The study participants indicated how they define their roles within their family and described the importance of role definition to ensure an efficient family unit.  “Several participants felt it was an important part of their relationship to have clarity of their own and their partners’ responsibilities,” the authors wrote. “Having defined roles within the family and the knowledge that others must fill in ensured the success of their relationships amid the context of a medical career with competing demands.” Here’s what some of them had to say:

I always did the bills. And probably for the last 15 years I do the taxes, I do all that. [He] is the handyman around the house. He fixes things, he’s more the outdoor, fixing stuff outside and I’m the organizer.

Because many of the physicians and domestic partners in this sample relocated far from their families for their medical careers, they earnestly acknowledged the importance of support from extended family members, particularly in times of crisis. One interviewee explained:

My dad saved my marriage a couple times, which was remarkable, because he was kind of a shitty father. But my internship year, at one point, [our son] got diarrhea and then [my wife] had diarrhea and I was on call and the jeopardy [emergency call coverage] system clearly was of the view that your family all being sick was not an adequate reason to call in jeopardy.… I basically called my dad and I was like, “Dad, [my wife] is puking and [my son] is puking and I need to go to work.” He caught the next plane out and took care of my kids and my wife for three days so I could go to work.

Another participant indicated how support from external family members helped their family to function more smoothly.

My [husband’s] mom lives with us and takes care of the kids. We asked her to [move in] when we had kids. She was willing to come and help us, which has been great. She will help keep you grounded and when you are working too much she’ll tell you. And if we have to go in in the middle of the night, she’s there.

They have shared values

For many couples, sharing important values helped their relationship work. “These shared values helped many participants define the foundation of their relationship and offered a frame of reference when competing commitments arose or when they faced challenges and difficult issues,” the authors explained. Here’s what some had to say:

We both value the importance of raising kids, that’s number one on the list. [Number] two is we both value each other’s careers. We value each other’s opinions and, believe me, we do not agree on many things and we have had issues with that. But I respect her opinions and I think she respects mine.
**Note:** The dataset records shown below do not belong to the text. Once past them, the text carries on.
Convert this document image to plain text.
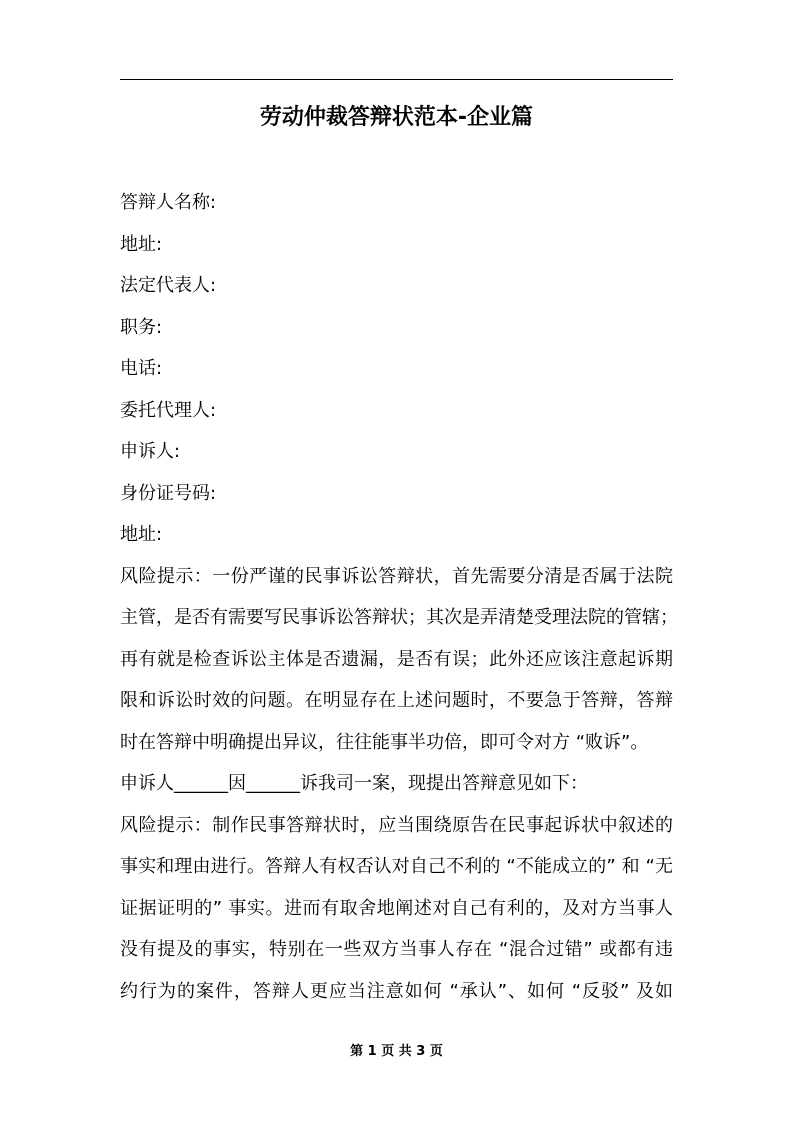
劳动仲裁答辩状范本-企业篇
答辩人名称:
地址:
法定代表人:
职务:
电话:
委托代理人:
申诉人:
身份证号码:
地址:
风险提示：一份严谨的民事诉讼答辩状，首先需要分清是否属于法院
主管，是否有需要写民事诉讼答辩状；其次是弄清楚受理法院的管辖；
再有就是检查诉讼主体是否遗漏，是否有误；此外还应该注意起诉期
限和诉讼时效的问题。在明显存在上述问题时，不要急于答辩，答辩
时在答辩中明确提出异议，往往能事半功倍，即可令对方 “败诉”。
申诉人______因______诉我司一案，现提出答辩意见如下：
风险提示：制作民事答辩状时，应当围绕原告在民事起诉状中叙述的
事实和理由进行。答辩人有权否认对自己不利的 “不能成立的” 和 “无
证据证明的” 事实。进而有取舍地阐述对自己有利的，及对方当事人
没有提及的事实，特别在一些双方当事人存在 “混合过错” 或都有违
约行为的案件，答辩人更应当注意如何 “承认”、如何 “反驳” 及如
第 1 页 共 3 页
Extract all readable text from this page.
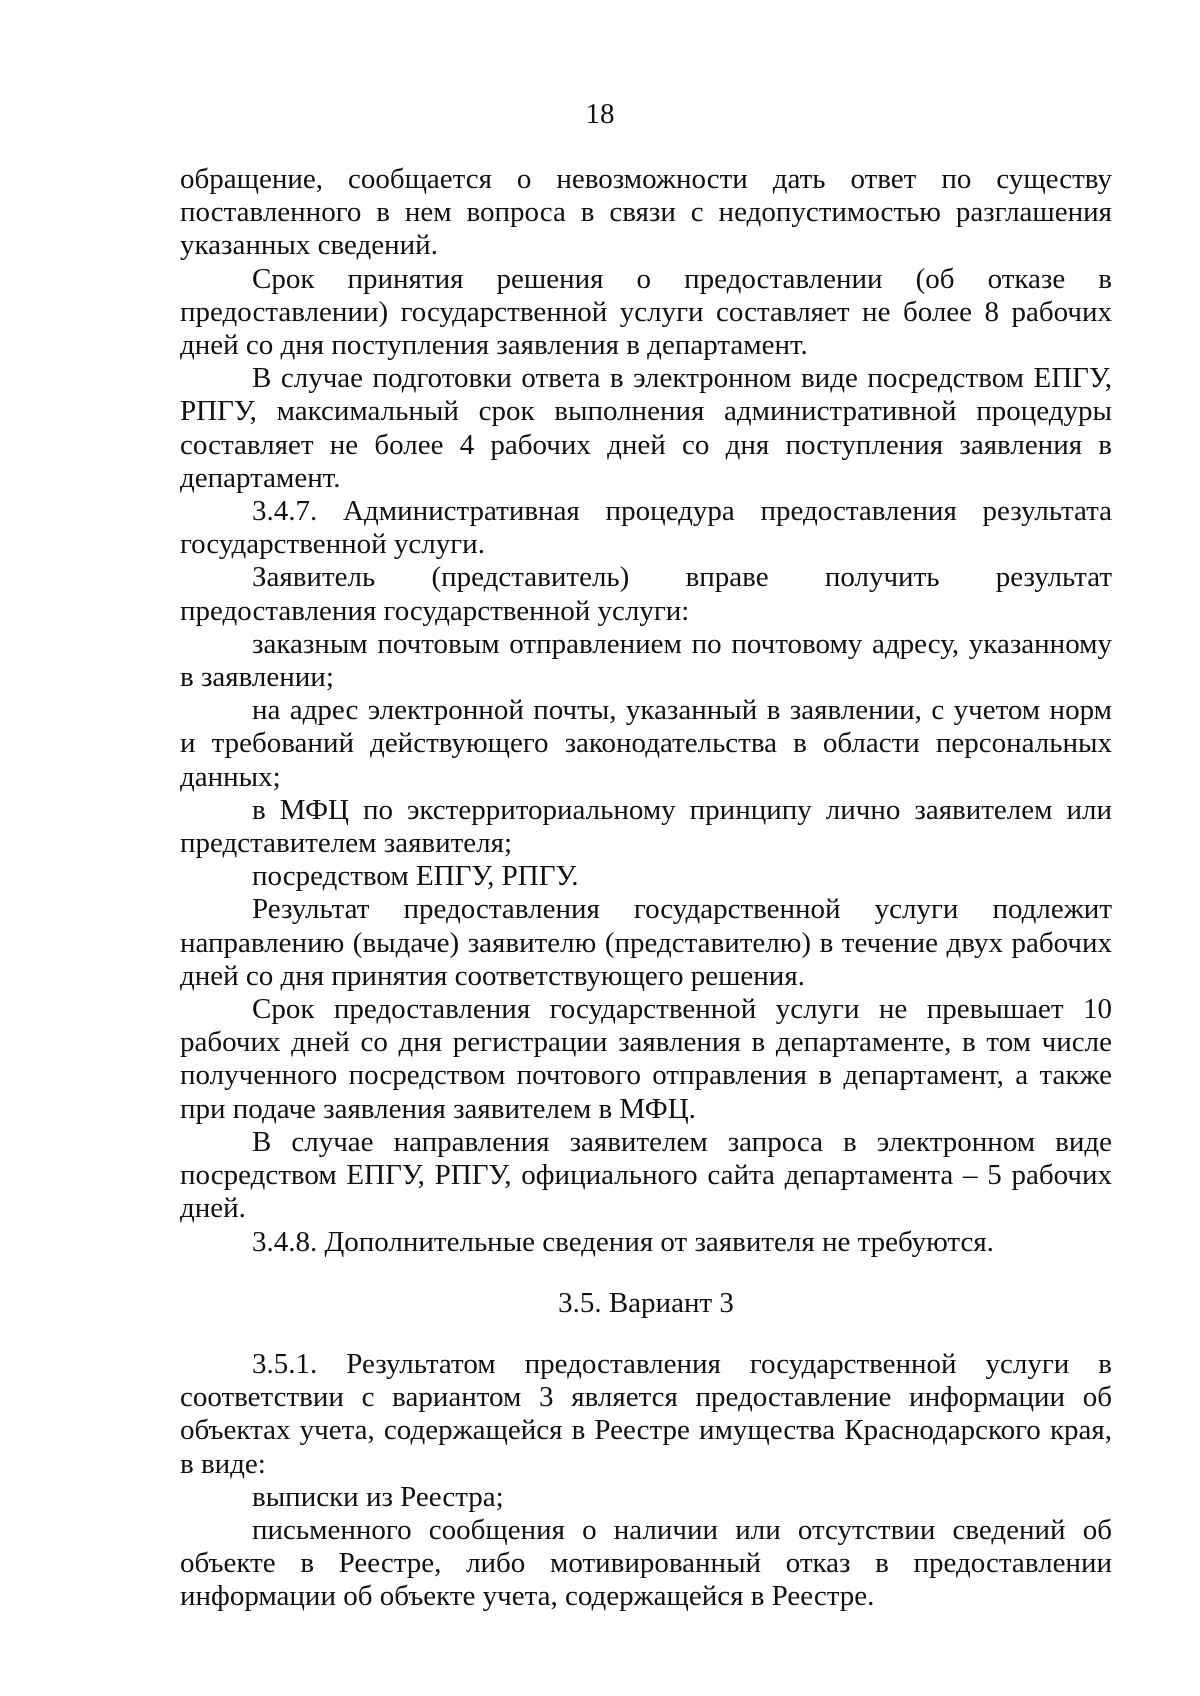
18

обращение, сообщается о невозможности дать ответ по существу поставленного в нем вопроса в связи с недопустимостью разглашения указанных сведений.

Срок принятия решения о предоставлении (об отказе в предоставлении) государственной услуги составляет не более 8 рабочих дней со дня поступления заявления в департамент.

В случае подготовки ответа в электронном виде посредством ЕПГУ, РПГУ, максимальный срок выполнения административной процедуры составляет не более 4 рабочих дней со дня поступления заявления в департамент.

3.4.7. Административная процедура предоставления результата государственной услуги.

Заявитель (представитель) вправе получить результат предоставления государственной услуги:

заказным почтовым отправлением по почтовому адресу, указанному в заявлении;

на адрес электронной почты, указанный в заявлении, с учетом норм и требований действующего законодательства в области персональных данных;

в МФЦ по экстерриториальному принципу лично заявителем или представителем заявителя;

посредством ЕПГУ, РПГУ.

Результат предоставления государственной услуги подлежит направлению (выдаче) заявителю (представителю) в течение двух рабочих дней со дня принятия соответствующего решения.

Срок предоставления государственной услуги не превышает 10 рабочих дней со дня регистрации заявления в департаменте, в том числе полученного посредством почтового отправления в департамент, а также при подаче заявления заявителем в МФЦ.

В случае направления заявителем запроса в электронном виде посредством ЕПГУ, РПГУ, официального сайта департамента – 5 рабочих дней.

3.4.8. Дополнительные сведения от заявителя не требуются.

3.5. Вариант 3

3.5.1. Результатом предоставления государственной услуги в соответствии с вариантом 3 является предоставление информации об объектах учета, содержащейся в Реестре имущества Краснодарского края, в виде:

выписки из Реестра;

письменного сообщения о наличии или отсутствии сведений об объекте в Реестре, либо мотивированный отказ в предоставлении информации об объекте учета, содержащейся в Реестре.
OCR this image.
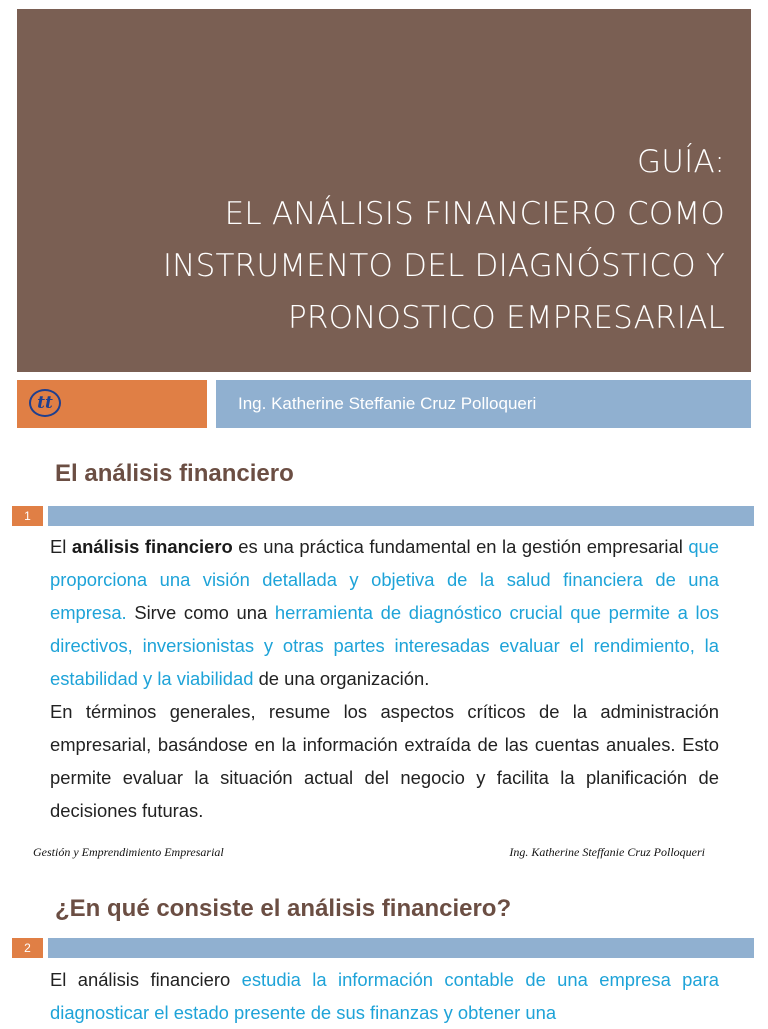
GUÍA:
EL ANÁLISIS FINANCIERO COMO
INSTRUMENTO DEL DIAGNÓSTICO Y
PRONOSTICO EMPRESARIAL
tt	Ing. Katherine Steffanie Cruz Polloqueri
El análisis financiero
1
El análisis financiero es una práctica fundamental en la gestión empresarial que proporciona una visión detallada y objetiva de la salud financiera de una empresa. Sirve como una herramienta de diagnóstico crucial que permite a los directivos, inversionistas y otras partes interesadas evaluar el rendimiento, la estabilidad y la viabilidad de una organización.
En términos generales, resume los aspectos críticos de la administración empresarial, basándose en la información extraída de las cuentas anuales. Esto permite evaluar la situación actual del negocio y facilita la planificación de decisiones futuras.
Gestión y Emprendimiento Empresarial	Ing. Katherine Steffanie Cruz Polloqueri
¿En qué consiste el análisis financiero?
2
El análisis financiero estudia la información contable de una empresa para diagnosticar el estado presente de sus finanzas y obtener una
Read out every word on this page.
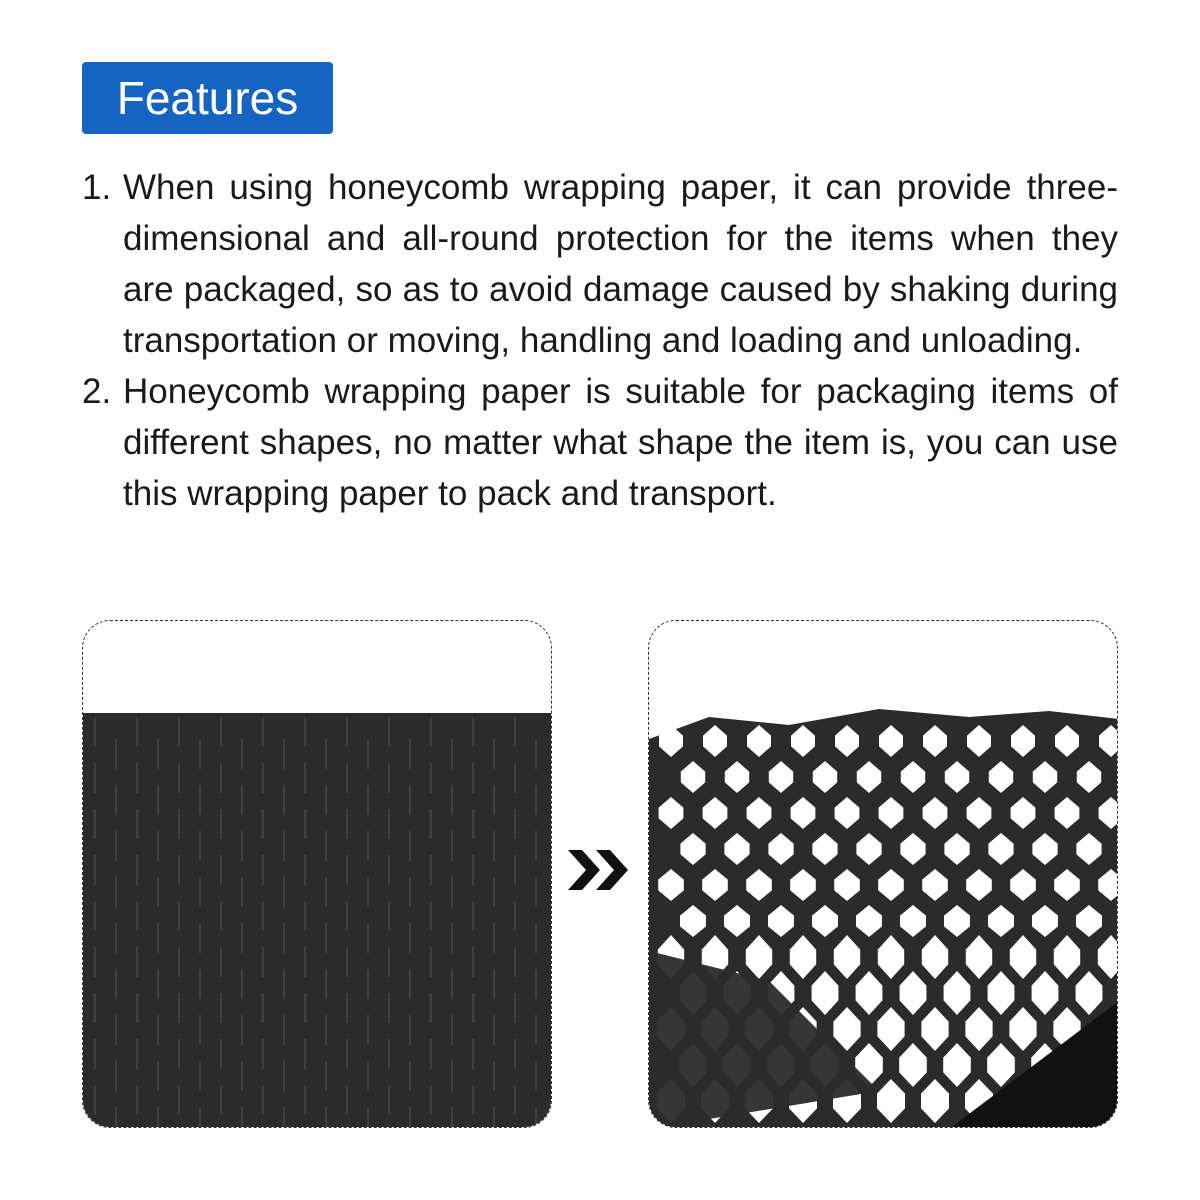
Features
1. When using honeycomb wrapping paper, it can provide three-dimensional and all-round protection for the items when they are packaged, so as to avoid damage caused by shaking during transportation or moving, handling and loading and unloading.
2. Honeycomb wrapping paper is suitable for packaging items of different shapes, no matter what shape the item is, you can use this wrapping paper to pack and transport.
And we both bring, I think, different things to the marriage that we like and respect.

They acknowledge the benefits of being a physician had on their relationships

Having a doctor in the family is always a good thing and as the study confirmed, participants described how the knowledge physicians possess to care for a family member when ill or injured provides a direct and practical value to their relationships.

There is definitely a benefit to having someone who is not scared at the sight of blood. My son cracked open his eyebrow on the playground and clearly needed stitches. And rather than go sit in the ER for three hours and wait to get this thing stitched up [my physician husband] was able to leave whatever he was doing and meet me at the school.

Participants also noted the benefits of financial and occupational security associated with being a physician. One physician, Dr. Sims, noted, “There is more financial security than you would get in other settings.” Others spoke to the same issue. These physicians recognized that through being a physician they are often shielded from the economic downturn of larger society, which allows them to avoid relationship problems fueled by a lack of finances.